Correct approach: Report the CI for the effect, not just the p-value. A CI of [−2, 10] for a mean difference tells you the data is consistent with everything from a small negative effect to a large positive one — a very different story from a CI of [−0.2, 0.3].
Altman & Bland (1995), BMJ 311:485.
15. Misinterpreting regression to the mean
Scenario: Highest-BP patients are given a new drug. At follow-up their BP has dropped. Conclusion: "The drug worked."
Why it looks right: BP went down after the drug, in patients selected for high BP. Clean pre-post comparison.

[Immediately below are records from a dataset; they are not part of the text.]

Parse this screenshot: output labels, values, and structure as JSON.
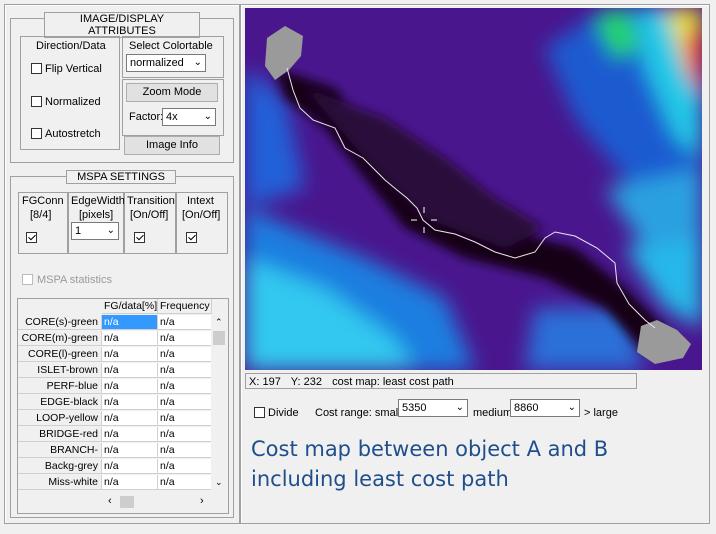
{
  "image_display": {
    "title": "IMAGE/DISPLAY ATTRIBUTES",
    "direction_title": "Direction/Data",
    "flip_vertical": "Flip Vertical",
    "normalized": "Normalized",
    "autostretch": "Autostretch",
    "colortable_label": "Select Colortable",
    "colortable_value": "normalized",
    "zoom_mode": "Zoom Mode",
    "factor_label": "Factor:",
    "factor_value": "4x",
    "image_info": "Image Info"
  },
  "mspa": {
    "title": "MSPA SETTINGS",
    "fgconn": "FGConn",
    "fgconn_sub": "[8/4]",
    "edgewidth": "EdgeWidth",
    "edgewidth_sub": "[pixels]",
    "edgewidth_value": "1",
    "transition": "Transition",
    "transition_sub": "[On/Off]",
    "intext": "Intext",
    "intext_sub": "[On/Off]",
    "statistics": "MSPA statistics"
  },
  "table": {
    "columns": [
      "FG/data[%]",
      "Frequency"
    ],
    "rows": [
      {
        "label": "CORE(s)-green",
        "fg": "n/a",
        "freq": "n/a"
      },
      {
        "label": "CORE(m)-green",
        "fg": "n/a",
        "freq": "n/a"
      },
      {
        "label": "CORE(l)-green",
        "fg": "n/a",
        "freq": "n/a"
      },
      {
        "label": "ISLET-brown",
        "fg": "n/a",
        "freq": "n/a"
      },
      {
        "label": "PERF-blue",
        "fg": "n/a",
        "freq": "n/a"
      },
      {
        "label": "EDGE-black",
        "fg": "n/a",
        "freq": "n/a"
      },
      {
        "label": "LOOP-yellow",
        "fg": "n/a",
        "freq": "n/a"
      },
      {
        "label": "BRIDGE-red",
        "fg": "n/a",
        "freq": "n/a"
      },
      {
        "label": "BRANCH-orange",
        "fg": "n/a",
        "freq": "n/a"
      },
      {
        "label": "Backg-grey",
        "fg": "n/a",
        "freq": "n/a"
      },
      {
        "label": "Miss-white",
        "fg": "n/a",
        "freq": "n/a"
      }
    ]
  },
  "status": {
    "x_label": "X:",
    "x_value": "197",
    "y_label": "Y:",
    "y_value": "232",
    "message": "cost map: least cost path"
  },
  "cost": {
    "divide": "Divide",
    "range_label": "Cost range: small <",
    "small_value": "5350",
    "medium_label": "medium",
    "medium_value": "8860",
    "large_label": "> large"
  },
  "caption": {
    "line1": "Cost map between object A and B",
    "line2": "including least cost path",
    "color": "#1f4e8c"
  }
}
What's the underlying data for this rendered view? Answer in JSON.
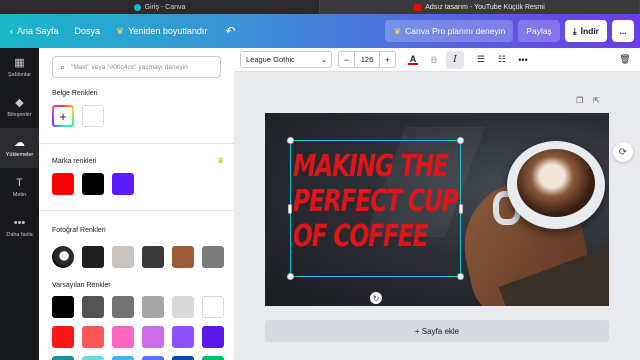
{
  "browser_tabs": [
    {
      "title": "Giriş - Canva",
      "active": false
    },
    {
      "title": "Adsız tasarım - YouTube Küçük Resmi",
      "active": true
    }
  ],
  "topbar": {
    "back_label": "Ana Sayfa",
    "file_label": "Dosya",
    "resize_label": "Yeniden boyutlandır",
    "pro_label": "Canva Pro planını deneyin",
    "share_label": "Paylaş",
    "download_label": "İndir",
    "more_label": "..."
  },
  "rail": [
    {
      "label": "Şablonlar",
      "icon": "templates-icon",
      "glyph": "▦"
    },
    {
      "label": "Bileşenler",
      "icon": "elements-icon",
      "glyph": "◆"
    },
    {
      "label": "Yüklemeler",
      "icon": "upload-icon",
      "glyph": "☁"
    },
    {
      "label": "Metin",
      "icon": "text-icon",
      "glyph": "T"
    },
    {
      "label": "Daha fazla",
      "icon": "more-icon",
      "glyph": "•••"
    }
  ],
  "panel": {
    "search_placeholder": "\"Mavi\" veya \"#00c4cc\" yazmayı deneyin",
    "doc_colors_title": "Belge Renkleri",
    "doc_colors": [
      "#ffffff"
    ],
    "brand_title": "Marka renkleri",
    "brand_colors": [
      "#ff0000",
      "#000000",
      "#5a1cff"
    ],
    "photo_title": "Fotoğraf Renkleri",
    "photo_colors": [
      "#1e1e1e",
      "#c9c3bd",
      "#3a3a3a",
      "#9c5b34",
      "#7c7c7c"
    ],
    "default_title": "Varsayılan Renkler",
    "default_row1": [
      "#000000",
      "#545454",
      "#737373",
      "#a6a6a6",
      "#d9d9d9",
      "#ffffff"
    ],
    "default_row2": [
      "#ff1616",
      "#ff5757",
      "#ff66c4",
      "#cb6ce6",
      "#8c52ff",
      "#5e17eb"
    ],
    "default_row3": [
      "#03989e",
      "#5ce1e6",
      "#38b6ff",
      "#5271ff",
      "#004aad",
      "#00bf63"
    ]
  },
  "texttool": {
    "font": "League Gothic",
    "size": "126",
    "color_label": "A",
    "bold_label": "B",
    "italic_label": "I",
    "decrease": "−",
    "increase": "+",
    "text_color": "#e30000"
  },
  "canvas": {
    "headline": "MAKING THE\nPERFECT CUP\nOF COFFEE",
    "add_page": "+ Sayfa ekle"
  }
}
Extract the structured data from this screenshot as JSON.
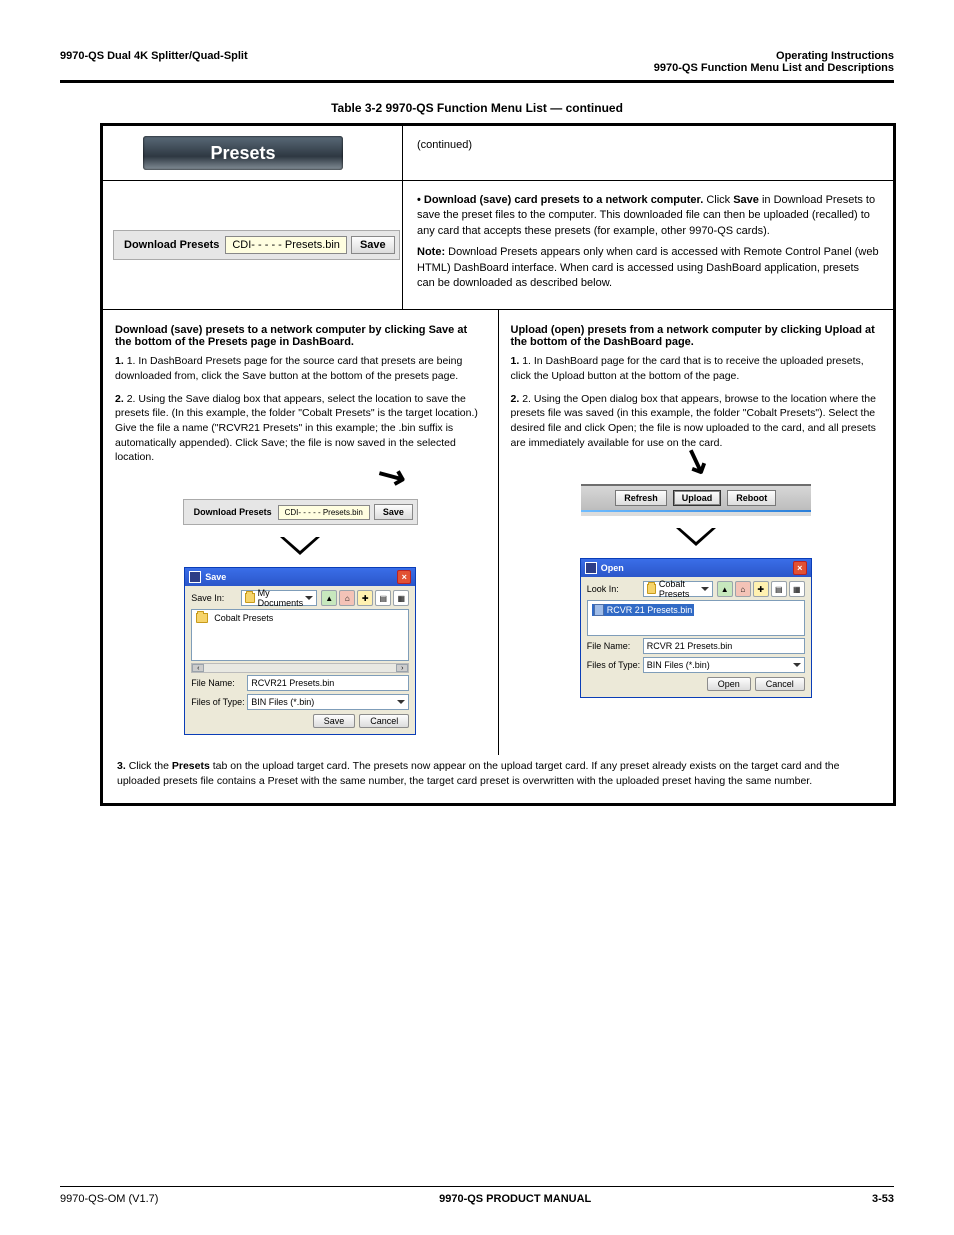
{
  "header": {
    "left": "9970-QS Dual 4K Splitter/Quad-Split",
    "right_top": "Operating Instructions",
    "right_bottom": "9970-QS Function Menu List and Descriptions"
  },
  "table_title": "Table 3-2    9970-QS Function Menu List  — continued",
  "row1": {
    "presets_tab": "Presets",
    "right_text": "(continued)"
  },
  "row2": {
    "left_label": "Download Presets",
    "left_file": "CDI- - - - -  Presets.bin",
    "left_save": "Save",
    "right_bold": "• Download (save) card presets to a network computer.",
    "right_para": "in Download Presets to save the preset files to the computer. This downloaded file can then be uploaded (recalled) to any card that accepts these presets (for example, other 9970-QS cards).",
    "right_note_label": "Note:",
    "right_note_text": "Download Presets appears only when card is accessed with Remote Control Panel (web HTML) DashBoard interface. When card is accessed using DashBoard application, presets can be downloaded as described below."
  },
  "left_half": {
    "title": "Download (save) presets to a network computer by clicking Save at the bottom of the Presets page in DashBoard.",
    "steps": [
      "1. In DashBoard Presets page for the source card that presets are being downloaded from, click the Save button at the bottom of the presets page.",
      "2. Using the Save dialog box that appears, select the location to save the presets file. (In this example, the folder \"Cobalt Presets\" is the target location.) Give the file a name (\"RCVR21 Presets\" in this example; the .bin suffix is automatically appended). Click Save; the file is now saved in the selected location."
    ],
    "strip": {
      "label": "Download Presets",
      "file": "CDI- - - - - Presets.bin",
      "save": "Save"
    },
    "dialog": {
      "title": "Save",
      "save_in_label": "Save In:",
      "save_in_value": "My Documents",
      "folder_item": "Cobalt Presets",
      "file_name_label": "File Name:",
      "file_name_value": "RCVR21 Presets.bin",
      "files_type_label": "Files of Type:",
      "files_type_value": "BIN Files (*.bin)",
      "btn_save": "Save",
      "btn_cancel": "Cancel"
    }
  },
  "right_half": {
    "title": "Upload (open) presets from a network computer by clicking Upload at the bottom of the DashBoard page.",
    "steps": [
      "1. In DashBoard page for the card that is to receive the uploaded presets, click the Upload button at the bottom of the page.",
      "2. Using the Open dialog box that appears, browse to the location where the presets file was saved (in this example, the folder \"Cobalt Presets\"). Select the desired file and click Open; the file is now uploaded to the card, and all presets are immediately available for use on the card."
    ],
    "bar": {
      "refresh": "Refresh",
      "upload": "Upload",
      "reboot": "Reboot"
    },
    "dialog": {
      "title": "Open",
      "look_in_label": "Look In:",
      "look_in_value": "Cobalt Presets",
      "selected_file": "RCVR 21 Presets.bin",
      "file_name_label": "File Name:",
      "file_name_value": "RCVR 21 Presets.bin",
      "files_type_label": "Files of Type:",
      "files_type_value": "BIN Files (*.bin)",
      "btn_open": "Open",
      "btn_cancel": "Cancel"
    }
  },
  "footnote": {
    "num": "3.",
    "text1": "Click the ",
    "bold": "Presets",
    "text2": " tab on the upload target card. The presets now appear on the upload target card. If any preset already exists on the target card and the uploaded presets file contains a Preset with the same number, the target card preset is overwritten with the uploaded preset having the same number."
  },
  "footer": {
    "left": "9970-QS-OM (V1.7)",
    "mid": "9970-QS PRODUCT MANUAL",
    "right": "3-53"
  }
}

What's actually wrong: Patients selected for being extreme on a noisy measurement will, on repeat measurement, tend to be less extreme even with no intervention. This is regression to the mean, and it produces a pre-post drop whether or not the drug has any effect. Without a control group, you cannot separate RTM from the real effect.
Correct approach: Use a randomised control group. Compare the change in treated patients to the change in untreated controls (both selected with the same criterion). The difference-in-differences isolates the treatment effect.
Bland & Altman (1994), BMJ 308:1499. Galton (1886), "Regression toward mediocrity in hereditary stature."